Shape memory and super-elastic properties of orthodontic nickel titanium wires, which are crucial for its clinical performance are dependent on the austenitic–martensitic phase transitions in its metallic microstructure that happen as a result of temperature or stress. The objective of this study was to compare the austenitic–martensitic phase transitions in new, black oxide coated nickel titanium (0.016 inch, Black Diamond, NiTi) arch wires in the `as-received’ form, from the manufacturer and `retrieved form’ after two months of intraoral use. This was done to analyse whether the new oxide coated nickel titanium wires suffered any significant loss in shape memory and super elasticity properties at the end of two months of intra oral use, findings of which could give valuable inferences prior to its widespread application in clinical practice.

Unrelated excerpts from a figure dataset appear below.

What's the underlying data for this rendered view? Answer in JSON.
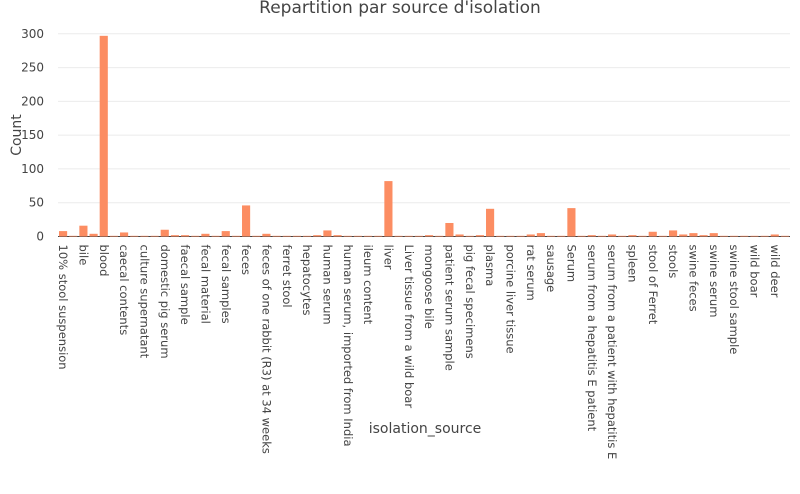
{
  "colors": {
    "bar": "#fc8d62",
    "grid": "#ebebeb",
    "text": "#444444",
    "background": "#ffffff"
  },
  "chart_data": {
    "type": "bar",
    "title": "Repartition par source d'isolation",
    "xlabel": "isolation_source",
    "ylabel": "Count",
    "ylim": [
      0,
      310
    ],
    "yticks": [
      0,
      50,
      100,
      150,
      200,
      250,
      300
    ],
    "grid": true,
    "categories": [
      "10% stool suspension",
      "",
      "bile",
      "",
      "blood",
      "",
      "caecal contents",
      "",
      "culture supernatant",
      "",
      "domestic pig serum",
      "",
      "faecal sample",
      "",
      "fecal material",
      "",
      "fecal samples",
      "",
      "feces",
      "",
      "feces of one rabbit (R3) at 34 weeks",
      "",
      "ferret stool",
      "",
      "hepatocytes",
      "",
      "human serum",
      "",
      "human serum, imported from India",
      "",
      "ileum content",
      "",
      "liver",
      "",
      "Liver tissue from a wild boar",
      "",
      "mongoose bile",
      "",
      "patient serum sample",
      "",
      "pig fecal specimens",
      "",
      "plasma",
      "",
      "porcine liver tissue",
      "",
      "rat serum",
      "",
      "sausage",
      "",
      "Serum",
      "",
      "serum from a hepatitis E patient",
      "",
      "serum from a patient with hepatitis E",
      "",
      "spleen",
      "",
      "stool of Ferret",
      "",
      "stools",
      "",
      "swine feces",
      "",
      "swine serum",
      "",
      "swine stool sample",
      "",
      "wild boar",
      "",
      "wild deer",
      ""
    ],
    "values": [
      8,
      1,
      16,
      4,
      297,
      1,
      6,
      1,
      1,
      1,
      10,
      2,
      2,
      1,
      4,
      1,
      8,
      1,
      46,
      1,
      4,
      1,
      1,
      1,
      1,
      2,
      9,
      2,
      1,
      1,
      1,
      1,
      82,
      1,
      1,
      1,
      2,
      1,
      20,
      3,
      1,
      2,
      41,
      1,
      1,
      1,
      3,
      5,
      1,
      1,
      42,
      1,
      2,
      1,
      3,
      1,
      2,
      1,
      7,
      1,
      9,
      3,
      5,
      2,
      5,
      1,
      1,
      1,
      1,
      1,
      3,
      1
    ]
  }
}
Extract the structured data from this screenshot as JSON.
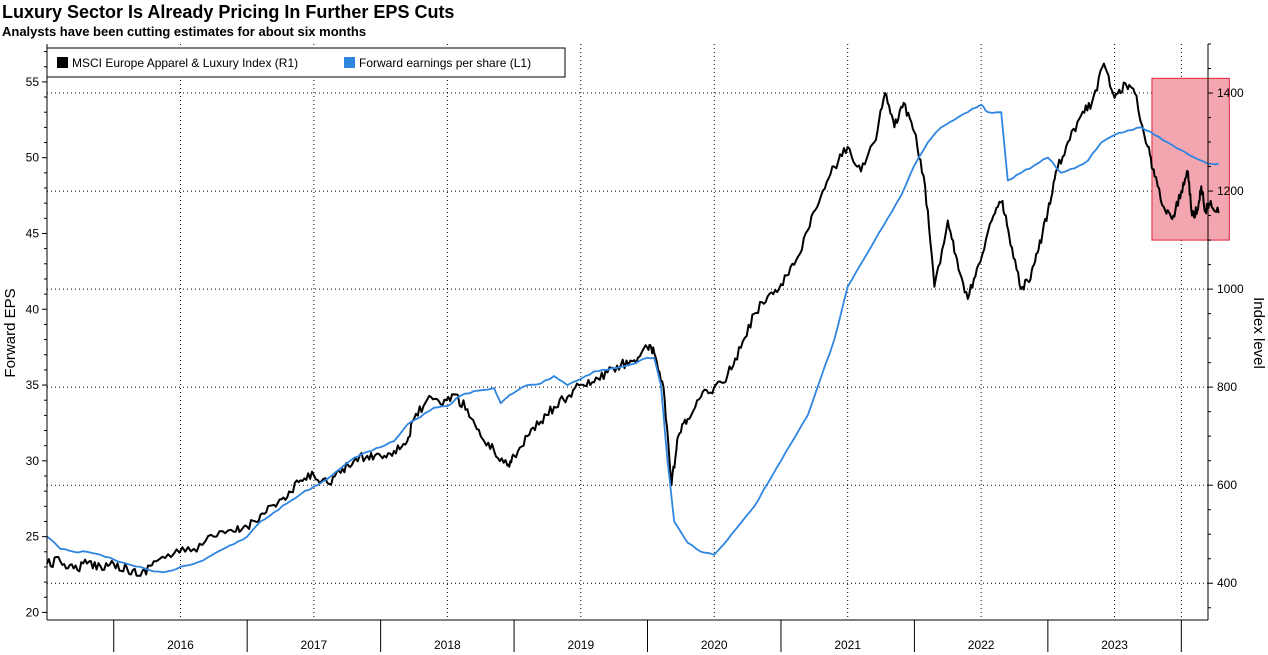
{
  "chart_data": {
    "type": "line",
    "title": "Luxury Sector Is Already Pricing In Further EPS Cuts",
    "subtitle": "Analysts have been cutting estimates for about six months",
    "ylabel_left": "Forward EPS",
    "ylabel_right": "Index level",
    "y_left_range": [
      19.5,
      57.5
    ],
    "y_left_ticks": [
      "20",
      "25",
      "30",
      "35",
      "40",
      "45",
      "50",
      "55"
    ],
    "y_right_range": [
      325,
      1500
    ],
    "y_right_ticks": [
      "400",
      "600",
      "800",
      "1000",
      "1200",
      "1400"
    ],
    "x_range": [
      2015.5,
      2024.2
    ],
    "x_ticks": [
      "2016",
      "2017",
      "2018",
      "2019",
      "2020",
      "2021",
      "2022",
      "2023"
    ],
    "grid": "dotted",
    "legend_position": "top-left",
    "colors": {
      "index": "#000000",
      "eps": "#2f86e0",
      "highlight_fill": "#f4a6b0",
      "highlight_stroke": "#e0233c"
    },
    "series": [
      {
        "name": "MSCI Europe Apparel & Luxury Index  (R1)",
        "axis": "right",
        "points": [
          [
            2015.5,
            440
          ],
          [
            2015.6,
            445
          ],
          [
            2015.7,
            430
          ],
          [
            2015.8,
            440
          ],
          [
            2015.9,
            435
          ],
          [
            2016.0,
            440
          ],
          [
            2016.1,
            430
          ],
          [
            2016.2,
            415
          ],
          [
            2016.3,
            445
          ],
          [
            2016.45,
            460
          ],
          [
            2016.6,
            470
          ],
          [
            2016.75,
            495
          ],
          [
            2016.9,
            505
          ],
          [
            2017.0,
            515
          ],
          [
            2017.1,
            540
          ],
          [
            2017.2,
            560
          ],
          [
            2017.3,
            575
          ],
          [
            2017.4,
            610
          ],
          [
            2017.5,
            620
          ],
          [
            2017.6,
            605
          ],
          [
            2017.7,
            625
          ],
          [
            2017.8,
            650
          ],
          [
            2017.9,
            660
          ],
          [
            2018.0,
            660
          ],
          [
            2018.1,
            670
          ],
          [
            2018.2,
            690
          ],
          [
            2018.25,
            735
          ],
          [
            2018.35,
            775
          ],
          [
            2018.45,
            765
          ],
          [
            2018.55,
            785
          ],
          [
            2018.65,
            755
          ],
          [
            2018.75,
            700
          ],
          [
            2018.85,
            670
          ],
          [
            2018.95,
            640
          ],
          [
            2019.0,
            660
          ],
          [
            2019.1,
            700
          ],
          [
            2019.2,
            730
          ],
          [
            2019.3,
            760
          ],
          [
            2019.4,
            780
          ],
          [
            2019.5,
            805
          ],
          [
            2019.6,
            810
          ],
          [
            2019.7,
            830
          ],
          [
            2019.8,
            845
          ],
          [
            2019.9,
            855
          ],
          [
            2020.0,
            880
          ],
          [
            2020.05,
            870
          ],
          [
            2020.12,
            800
          ],
          [
            2020.18,
            600
          ],
          [
            2020.23,
            700
          ],
          [
            2020.3,
            735
          ],
          [
            2020.4,
            780
          ],
          [
            2020.5,
            800
          ],
          [
            2020.6,
            825
          ],
          [
            2020.7,
            880
          ],
          [
            2020.8,
            950
          ],
          [
            2020.9,
            985
          ],
          [
            2021.0,
            1010
          ],
          [
            2021.1,
            1050
          ],
          [
            2021.2,
            1120
          ],
          [
            2021.3,
            1190
          ],
          [
            2021.4,
            1250
          ],
          [
            2021.5,
            1290
          ],
          [
            2021.6,
            1240
          ],
          [
            2021.7,
            1300
          ],
          [
            2021.78,
            1400
          ],
          [
            2021.85,
            1330
          ],
          [
            2021.92,
            1380
          ],
          [
            2022.0,
            1320
          ],
          [
            2022.08,
            1210
          ],
          [
            2022.15,
            1005
          ],
          [
            2022.25,
            1140
          ],
          [
            2022.32,
            1060
          ],
          [
            2022.4,
            980
          ],
          [
            2022.48,
            1050
          ],
          [
            2022.58,
            1140
          ],
          [
            2022.66,
            1180
          ],
          [
            2022.72,
            1090
          ],
          [
            2022.8,
            1000
          ],
          [
            2022.87,
            1020
          ],
          [
            2022.93,
            1080
          ],
          [
            2023.0,
            1160
          ],
          [
            2023.06,
            1240
          ],
          [
            2023.15,
            1300
          ],
          [
            2023.25,
            1355
          ],
          [
            2023.33,
            1380
          ],
          [
            2023.42,
            1460
          ],
          [
            2023.5,
            1390
          ],
          [
            2023.58,
            1420
          ],
          [
            2023.65,
            1400
          ],
          [
            2023.75,
            1290
          ],
          [
            2023.8,
            1230
          ],
          [
            2023.88,
            1160
          ],
          [
            2023.94,
            1150
          ],
          [
            2024.0,
            1200
          ],
          [
            2024.05,
            1240
          ],
          [
            2024.08,
            1150
          ],
          [
            2024.12,
            1160
          ],
          [
            2024.15,
            1210
          ],
          [
            2024.18,
            1160
          ],
          [
            2024.22,
            1180
          ],
          [
            2024.28,
            1155
          ]
        ]
      },
      {
        "name": "Forward earnings per share (L1)",
        "axis": "left",
        "points": [
          [
            2015.5,
            25.0
          ],
          [
            2015.6,
            24.2
          ],
          [
            2015.7,
            24.0
          ],
          [
            2015.8,
            24.0
          ],
          [
            2015.9,
            23.8
          ],
          [
            2016.0,
            23.5
          ],
          [
            2016.1,
            23.2
          ],
          [
            2016.2,
            23.0
          ],
          [
            2016.3,
            22.7
          ],
          [
            2016.4,
            22.7
          ],
          [
            2016.5,
            23.0
          ],
          [
            2016.6,
            23.2
          ],
          [
            2016.7,
            23.6
          ],
          [
            2016.8,
            24.1
          ],
          [
            2016.9,
            24.5
          ],
          [
            2017.0,
            25.0
          ],
          [
            2017.1,
            26.0
          ],
          [
            2017.2,
            26.6
          ],
          [
            2017.3,
            27.2
          ],
          [
            2017.4,
            27.8
          ],
          [
            2017.5,
            28.3
          ],
          [
            2017.6,
            28.8
          ],
          [
            2017.7,
            29.5
          ],
          [
            2017.8,
            30.2
          ],
          [
            2017.9,
            30.6
          ],
          [
            2018.0,
            30.9
          ],
          [
            2018.1,
            31.3
          ],
          [
            2018.2,
            32.4
          ],
          [
            2018.3,
            32.9
          ],
          [
            2018.4,
            33.5
          ],
          [
            2018.5,
            33.6
          ],
          [
            2018.6,
            34.3
          ],
          [
            2018.7,
            34.6
          ],
          [
            2018.85,
            34.8
          ],
          [
            2018.9,
            33.8
          ],
          [
            2018.95,
            34.2
          ],
          [
            2019.0,
            34.5
          ],
          [
            2019.1,
            35.0
          ],
          [
            2019.2,
            35.1
          ],
          [
            2019.3,
            35.6
          ],
          [
            2019.4,
            35.0
          ],
          [
            2019.5,
            35.4
          ],
          [
            2019.6,
            35.9
          ],
          [
            2019.7,
            36.0
          ],
          [
            2019.8,
            36.2
          ],
          [
            2019.9,
            36.4
          ],
          [
            2020.0,
            36.8
          ],
          [
            2020.05,
            36.8
          ],
          [
            2020.1,
            35.0
          ],
          [
            2020.15,
            30.0
          ],
          [
            2020.2,
            26.0
          ],
          [
            2020.3,
            24.6
          ],
          [
            2020.4,
            24.0
          ],
          [
            2020.5,
            23.8
          ],
          [
            2020.6,
            24.8
          ],
          [
            2020.7,
            25.9
          ],
          [
            2020.8,
            27.0
          ],
          [
            2020.9,
            28.5
          ],
          [
            2021.0,
            30.0
          ],
          [
            2021.1,
            31.5
          ],
          [
            2021.2,
            33.0
          ],
          [
            2021.3,
            35.5
          ],
          [
            2021.4,
            38.0
          ],
          [
            2021.5,
            41.5
          ],
          [
            2021.6,
            43.0
          ],
          [
            2021.7,
            44.5
          ],
          [
            2021.8,
            46.0
          ],
          [
            2021.9,
            47.5
          ],
          [
            2022.0,
            49.5
          ],
          [
            2022.1,
            51.0
          ],
          [
            2022.2,
            52.0
          ],
          [
            2022.3,
            52.5
          ],
          [
            2022.4,
            53.0
          ],
          [
            2022.5,
            53.5
          ],
          [
            2022.55,
            53.0
          ],
          [
            2022.65,
            53.0
          ],
          [
            2022.7,
            48.5
          ],
          [
            2022.8,
            49.0
          ],
          [
            2022.9,
            49.5
          ],
          [
            2023.0,
            50.0
          ],
          [
            2023.1,
            49.0
          ],
          [
            2023.2,
            49.3
          ],
          [
            2023.3,
            49.8
          ],
          [
            2023.4,
            51.0
          ],
          [
            2023.5,
            51.5
          ],
          [
            2023.6,
            51.8
          ],
          [
            2023.7,
            52.0
          ],
          [
            2023.8,
            51.5
          ],
          [
            2023.9,
            51.0
          ],
          [
            2024.0,
            50.5
          ],
          [
            2024.1,
            50.0
          ],
          [
            2024.2,
            49.6
          ],
          [
            2024.28,
            49.6
          ]
        ]
      }
    ],
    "highlight": {
      "x_range": [
        2023.78,
        2024.36
      ],
      "y_right_range": [
        1100,
        1430
      ]
    }
  }
}
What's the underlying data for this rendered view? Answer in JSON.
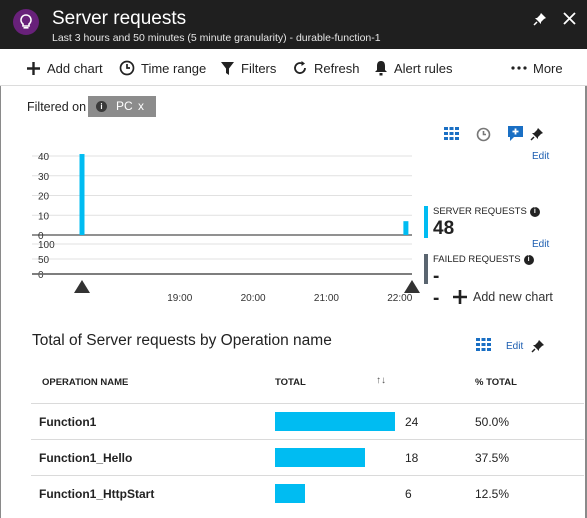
{
  "header": {
    "title": "Server requests",
    "subtitle": "Last 3 hours and 50 minutes (5 minute granularity) - durable-function-1"
  },
  "toolbar": {
    "add_chart": "Add chart",
    "time_range": "Time range",
    "filters": "Filters",
    "refresh": "Refresh",
    "alert_rules": "Alert rules",
    "more": "More"
  },
  "filter": {
    "label": "Filtered on",
    "value": "PC",
    "remove": "x"
  },
  "edit_label": "Edit",
  "add_new_chart": "Add new chart",
  "metrics": {
    "server_requests": {
      "label": "SERVER REQUESTS",
      "value": "48",
      "color": "#00bcf2"
    },
    "failed_requests": {
      "label": "FAILED REQUESTS",
      "value": "--",
      "color": "#5a6570"
    }
  },
  "chart_data": {
    "type": "bar",
    "x_ticks": [
      "19:00",
      "20:00",
      "21:00",
      "22:00"
    ],
    "panels": [
      {
        "name": "Server requests",
        "y_ticks": [
          "40",
          "30",
          "20",
          "10",
          "0"
        ],
        "ylim": [
          0,
          40
        ],
        "points": [
          {
            "x": "17:40",
            "y": 41
          },
          {
            "x": "22:05",
            "y": 7
          }
        ],
        "color": "#00bcf2"
      },
      {
        "name": "Failed requests",
        "y_ticks": [
          "100",
          "50",
          "0"
        ],
        "ylim": [
          0,
          100
        ],
        "points": [],
        "color": "#5a6570"
      }
    ]
  },
  "table": {
    "title": "Total of Server requests by Operation name",
    "columns": {
      "name": "OPERATION NAME",
      "total": "TOTAL",
      "pct": "% TOTAL"
    },
    "sort_icon": "↑↓",
    "rows": [
      {
        "name": "Function1",
        "total": "24",
        "pct": "50.0%",
        "fraction": 1.0
      },
      {
        "name": "Function1_Hello",
        "total": "18",
        "pct": "37.5%",
        "fraction": 0.75
      },
      {
        "name": "Function1_HttpStart",
        "total": "6",
        "pct": "12.5%",
        "fraction": 0.25
      }
    ],
    "bar_color": "#00bcf2"
  }
}
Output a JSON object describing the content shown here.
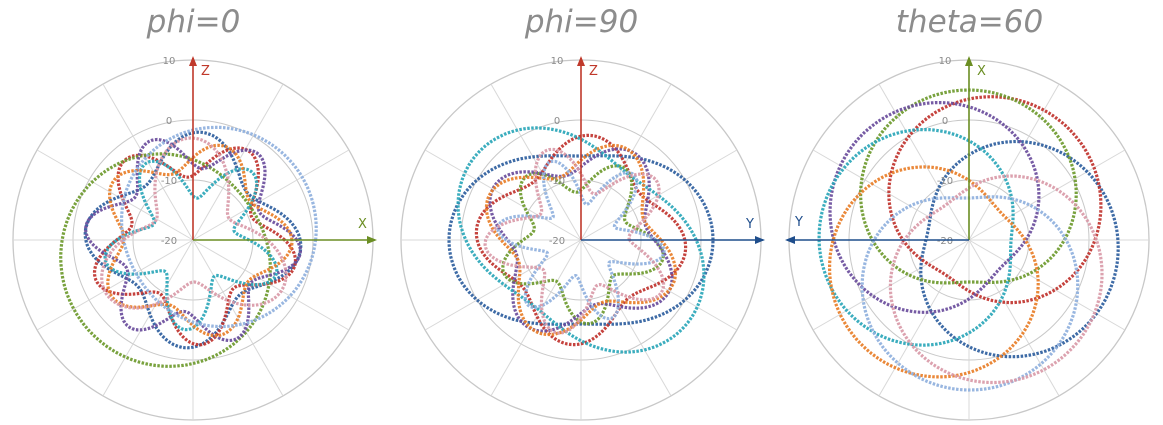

Five arch wire samples in both groups were investigated for their austenitic–martensitic phase transitions in an in vitro set up, using differential scanning calorimetry (DSC), (−90° to 100°C at a rate of 10°C/min) and X-ray diffraction (XRD) analysis (10° to 90°), as a function of temperature. Martensitic–austenitic thermograms showed an intermediate rhombohedral phase in the heating cycle of both groups, but cooling cycles showed direct reversal from austenitic to martensitic phase. Lower austenitic start (𝐴s = 10.78 ± 0.46° C) and finish (𝐴f = 22.26 ± 0.24° C) temperatures of coated wires compared to the conventional wires showed
ability of the wire to remain in austenitic phase below oral temperature, that permits it to take up greater force during activation,
increased springiness and
consistent force delivery for an extended period of time.
Statistical analysis with paired Student’s `𝑡’ test did not show any significant difference in mean values of transition temperatures and enthalpies between the two groups which proved similar shape memory and super-elastic properties at the end of intra oral use. Black oxide coating of NiTi wires may, therefore, be effective in diversified oral conditions and may find acceptable for re-use after sterilization. Low enthalpy values (0.92–3.59 j/g) compared to conventional ones, implied complete phase transition at the atomic level that can improve performance of the material in activation and deactivation cycles of NiTi wires. X-ray diffraction analysis of the two groups demonstrated predominance of austenitic phases (A, 110, 220 and 211) with complete reversibility at the atomic level. Discrete crystallographic structure and absence of multiple phases showed complete martensitic–austenitic transition, which authenticated the differential scanning calorimetric findings. This can earn acceptance for the new product in contemporary orthodontic practice with adequate scope for indigenization.